If a trade mark registration is not used for a certain period of time then it can be cancelled on the basis of non-use.  If there are legitimate reasons for non-use, however, then the registration may not be cancelled.

The mark ANDERSEN CONSULTING was registered as a European Community trade mark, but had not been used for some time.  The owner sought to defend the registration from revocation on the basis of non-use by arguing that because of a conviction in the USA for its audit activities relating to ENRON (a conviction that was later overturned) which prevented them from trading in the US for 3 years to 2005 there were proper reasons for non-use.

Rejecting this argument, the Cancellation Division held that the reasons for non-use must apply to the whole or a substantial part of the period during which use needs to be shown.  In addition, the reasons must apply to the relevant goods and services – in this case the coverage of the registration was broader than simply “auditing services”, and so the ban in the US could not validly be applied to those other goods and services.

Interesting case… I noticed that the party that applied to cancel the registration is the owner of the trade mark ARTHUR ANDERSEN (Arthur Andersen rebranded as ACCENTURE – should we expect Arthur Andersen to return?)… http://tinyurl.com/yhako2z

SANT AMBROEUS found to have been used

1 Dec

The area of revocation of the registration of a third party on the basis of non-use is one which appeared to many to have divergent paths in the UK and in Europe.  Many in the UK believed that where a UK trade mark was involved, any use was sufficient to defeat a claim that a mark had not been used and that where the trade mark was a CTM a certain level of use had to be shown.  Given that both systems relied upon the same law, this could not be correct.

Anna Carboni, acting as the Appointed Person at the UKIPO, has recently given her decision in a case which reconciles the position and makes it clear that in the UK, it was never a case that any use was good enough to defeat a claim that a registration had not been genuinely used (http://tinyurl.com/ybvnq8o).  It also underlines the need to challenge evidence filed by the other party at the correct time and in the correct manner.

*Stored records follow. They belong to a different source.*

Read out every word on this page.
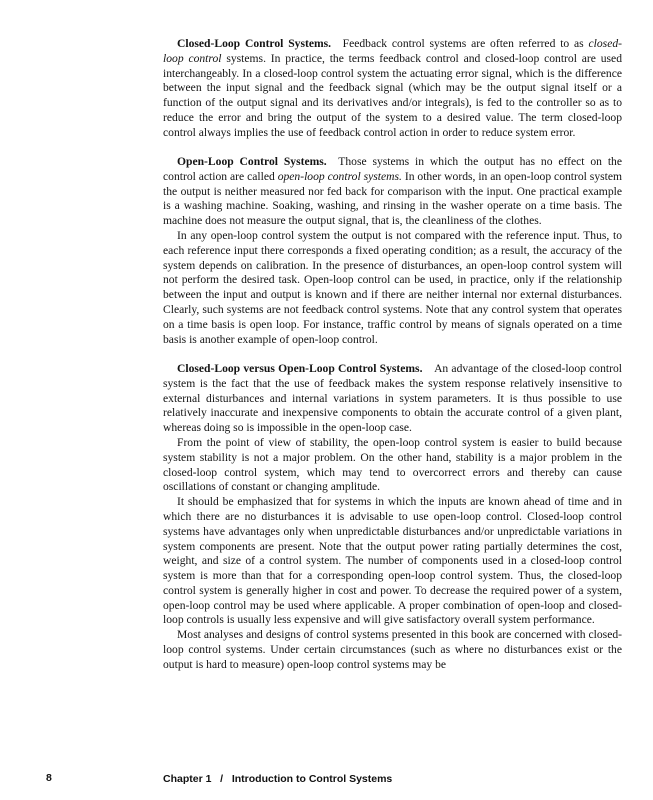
Closed-Loop Control Systems. Feedback control systems are often referred to as closed-loop control systems. In practice, the terms feedback control and closed-loop control are used interchangeably. In a closed-loop control system the actuating error signal, which is the difference between the input signal and the feedback signal (which may be the output signal itself or a function of the output signal and its derivatives and/or integrals), is fed to the controller so as to reduce the error and bring the output of the system to a desired value. The term closed-loop control always implies the use of feedback control action in order to reduce system error.

Open-Loop Control Systems. Those systems in which the output has no effect on the control action are called open-loop control systems. In other words, in an open-loop control system the output is neither measured nor fed back for comparison with the input. One practical example is a washing machine. Soaking, washing, and rinsing in the washer operate on a time basis. The machine does not measure the output signal, that is, the cleanliness of the clothes.

In any open-loop control system the output is not compared with the reference input. Thus, to each reference input there corresponds a fixed operating condition; as a result, the accuracy of the system depends on calibration. In the presence of disturbances, an open-loop control system will not perform the desired task. Open-loop control can be used, in practice, only if the relationship between the input and output is known and if there are neither internal nor external disturbances. Clearly, such systems are not feedback control systems. Note that any control system that operates on a time basis is open loop. For instance, traffic control by means of signals operated on a time basis is another example of open-loop control.

Closed-Loop versus Open-Loop Control Systems. An advantage of the closed-loop control system is the fact that the use of feedback makes the system response relatively insensitive to external disturbances and internal variations in system parameters. It is thus possible to use relatively inaccurate and inexpensive components to obtain the accurate control of a given plant, whereas doing so is impossible in the open-loop case.

From the point of view of stability, the open-loop control system is easier to build because system stability is not a major problem. On the other hand, stability is a major problem in the closed-loop control system, which may tend to overcorrect errors and thereby can cause oscillations of constant or changing amplitude.

It should be emphasized that for systems in which the inputs are known ahead of time and in which there are no disturbances it is advisable to use open-loop control. Closed-loop control systems have advantages only when unpredictable disturbances and/or unpredictable variations in system components are present. Note that the output power rating partially determines the cost, weight, and size of a control system. The number of components used in a closed-loop control system is more than that for a corresponding open-loop control system. Thus, the closed-loop control system is generally higher in cost and power. To decrease the required power of a system, open-loop control may be used where applicable. A proper combination of open-loop and closed-loop controls is usually less expensive and will give satisfactory overall system performance.

Most analyses and designs of control systems presented in this book are concerned with closed-loop control systems. Under certain circumstances (such as where no disturbances exist or the output is hard to measure) open-loop control systems may be

8	Chapter 1   /   Introduction to Control Systems
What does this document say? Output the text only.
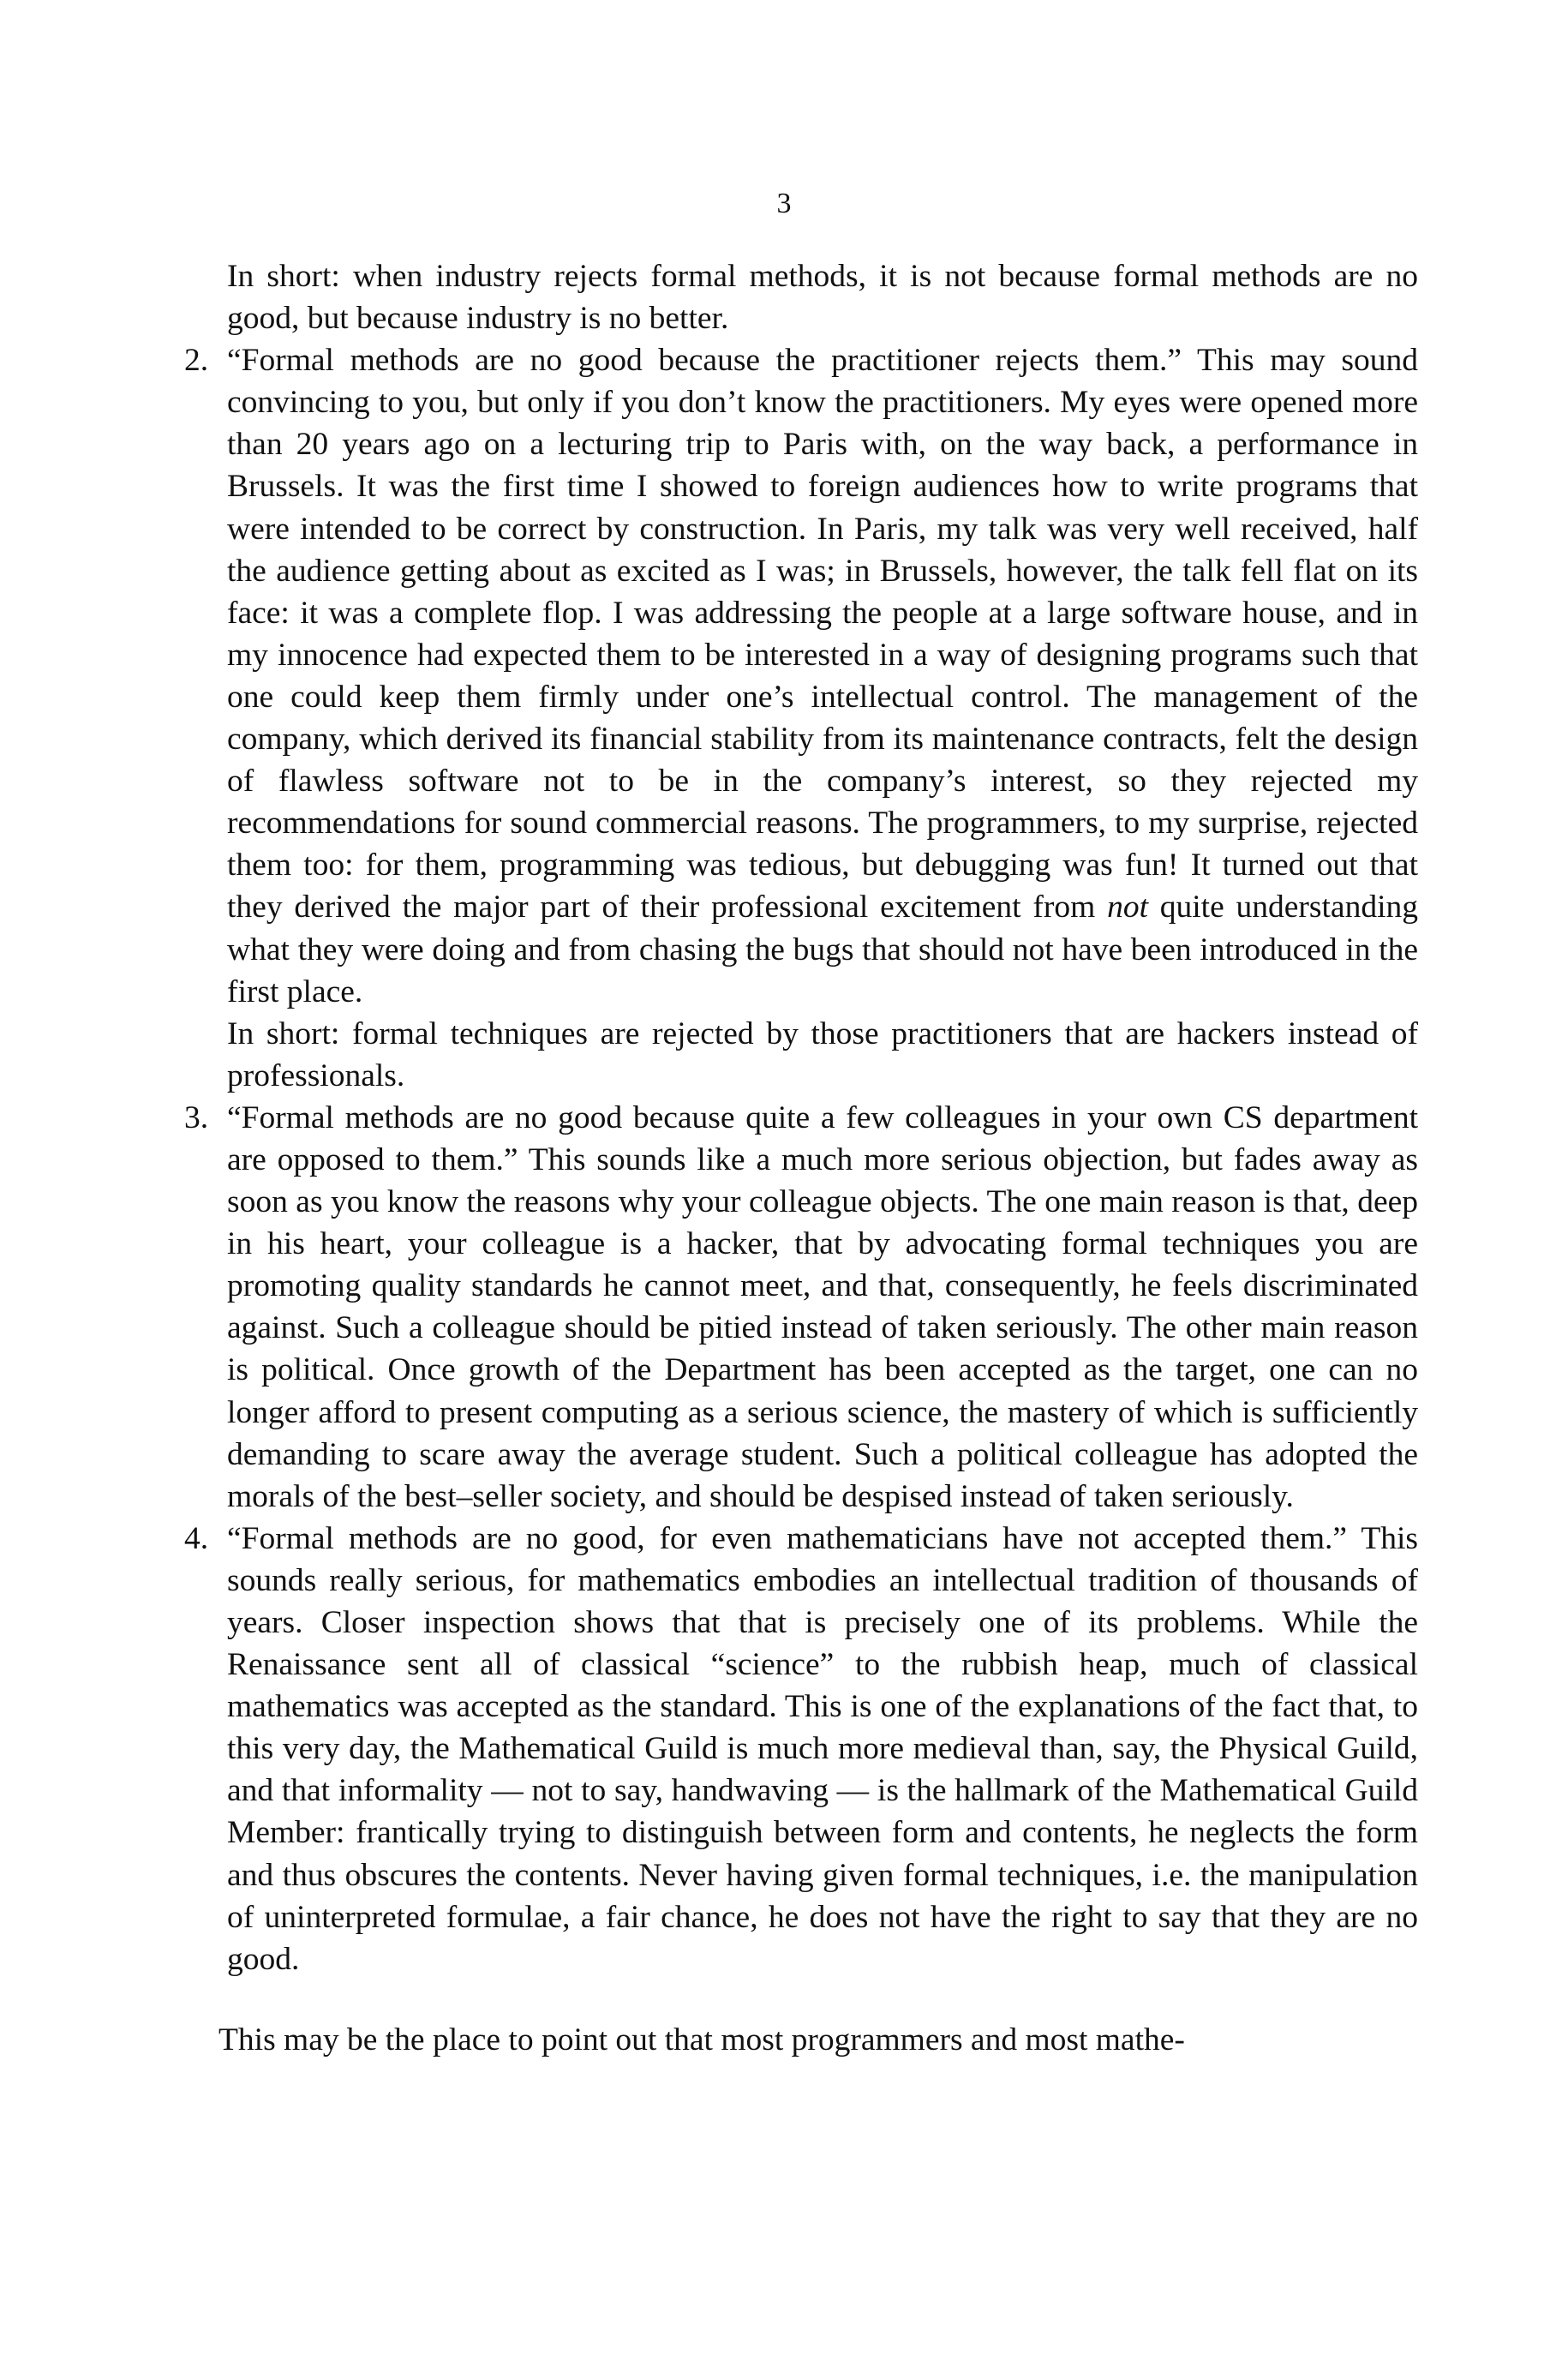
3

In short: when industry rejects formal methods, it is not because formal methods are no good, but because industry is no better.

2. “Formal methods are no good because the practitioner rejects them.” This may sound convincing to you, but only if you don’t know the practitioners. My eyes were opened more than 20 years ago on a lecturing trip to Paris with, on the way back, a performance in Brussels. It was the first time I showed to foreign audiences how to write programs that were intended to be correct by construction. In Paris, my talk was very well received, half the audience getting about as excited as I was; in Brussels, however, the talk fell flat on its face: it was a complete flop. I was addressing the people at a large software house, and in my innocence had expected them to be interested in a way of designing programs such that one could keep them firmly under one’s intellectual control. The management of the company, which derived its financial stability from its maintenance contracts, felt the design of flawless software not to be in the company’s interest, so they rejected my recommendations for sound commercial reasons. The programmers, to my surprise, rejected them too: for them, programming was tedious, but debugging was fun! It turned out that they derived the major part of their professional excitement from not quite understanding what they were doing and from chasing the bugs that should not have been introduced in the first place.

In short: formal techniques are rejected by those practitioners that are hackers instead of professionals.

3. “Formal methods are no good because quite a few colleagues in your own CS department are opposed to them.” This sounds like a much more serious objection, but fades away as soon as you know the reasons why your colleague objects. The one main reason is that, deep in his heart, your colleague is a hacker, that by advocating formal techniques you are promoting quality standards he cannot meet, and that, consequently, he feels discriminated against. Such a colleague should be pitied instead of taken seriously. The other main reason is political. Once growth of the Department has been accepted as the target, one can no longer afford to present computing as a serious science, the mastery of which is sufficiently demanding to scare away the average student. Such a political colleague has adopted the morals of the best–seller society, and should be despised instead of taken seriously.

4. “Formal methods are no good, for even mathematicians have not accepted them.” This sounds really serious, for mathematics embodies an intellectual tradition of thousands of years. Closer inspection shows that that is precisely one of its problems. While the Renaissance sent all of classical “science” to the rubbish heap, much of classical mathematics was accepted as the standard. This is one of the explanations of the fact that, to this very day, the Mathematical Guild is much more medieval than, say, the Physical Guild, and that informality — not to say, handwaving — is the hallmark of the Mathematical Guild Member: frantically trying to distinguish between form and contents, he neglects the form and thus obscures the contents. Never having given formal techniques, i.e. the manipulation of uninterpreted formulae, a fair chance, he does not have the right to say that they are no good.

This may be the place to point out that most programmers and most mathe-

The owners of the SANT AMBROEUS mark defended a claim that their UK registration of this mark should be revoked for non-use by submitting evidence of a few instances of use.  The Hearing Officer held that all but one of those instances could not be held to be use in the UK, so only one instance remained.  This, the Hearing Officer held, was not enough use to maintain a market for the relevant goods, and he ordered that the registration be revoked completely.  The owners of the registration appealed to the Appointed Person of the UKIPO, saying that the case law provided that any use in the UK, so long as it was not “sham” use, was enough to be deemed genuine.

Rejecting the argument that one instance of sales would suffice, the Appointed Person said that such use may be enough to maintain a registration, but it may not – following earlier cases it will depend on the surrounding circumstances, including the size of the market and other activities of the trade mark owner to try to maintain the market for the product or service (such as advertising).  She could not find that the Hearing Officer was wrong to make the conclusion that the single instance was insufficient.

HOWEVER… the Appointed Person did find that the Hearing Officer had erred in rejecting some of the other evidence.  The company that had applied to revoke the registration had convinced the Hearing Officer to effectively disbelieve the trade mark owner (and discount some evidence) without them either providing evidence to counter the trade mark owner’s evidence, seeking clarification of the trade mark owner’s evidence or asking to cross-examine the witness for the trade mark owner. 

In those circumstances, it was not open to the Hearing Officer to disbelieve the trade mark owner unless its evidence was incredible (which it was not).  As a result the Appointed Person reviewed the proof of use (including these further invoices) and held that the registration had been used, albeit not for all of the goods for which the mark was registered.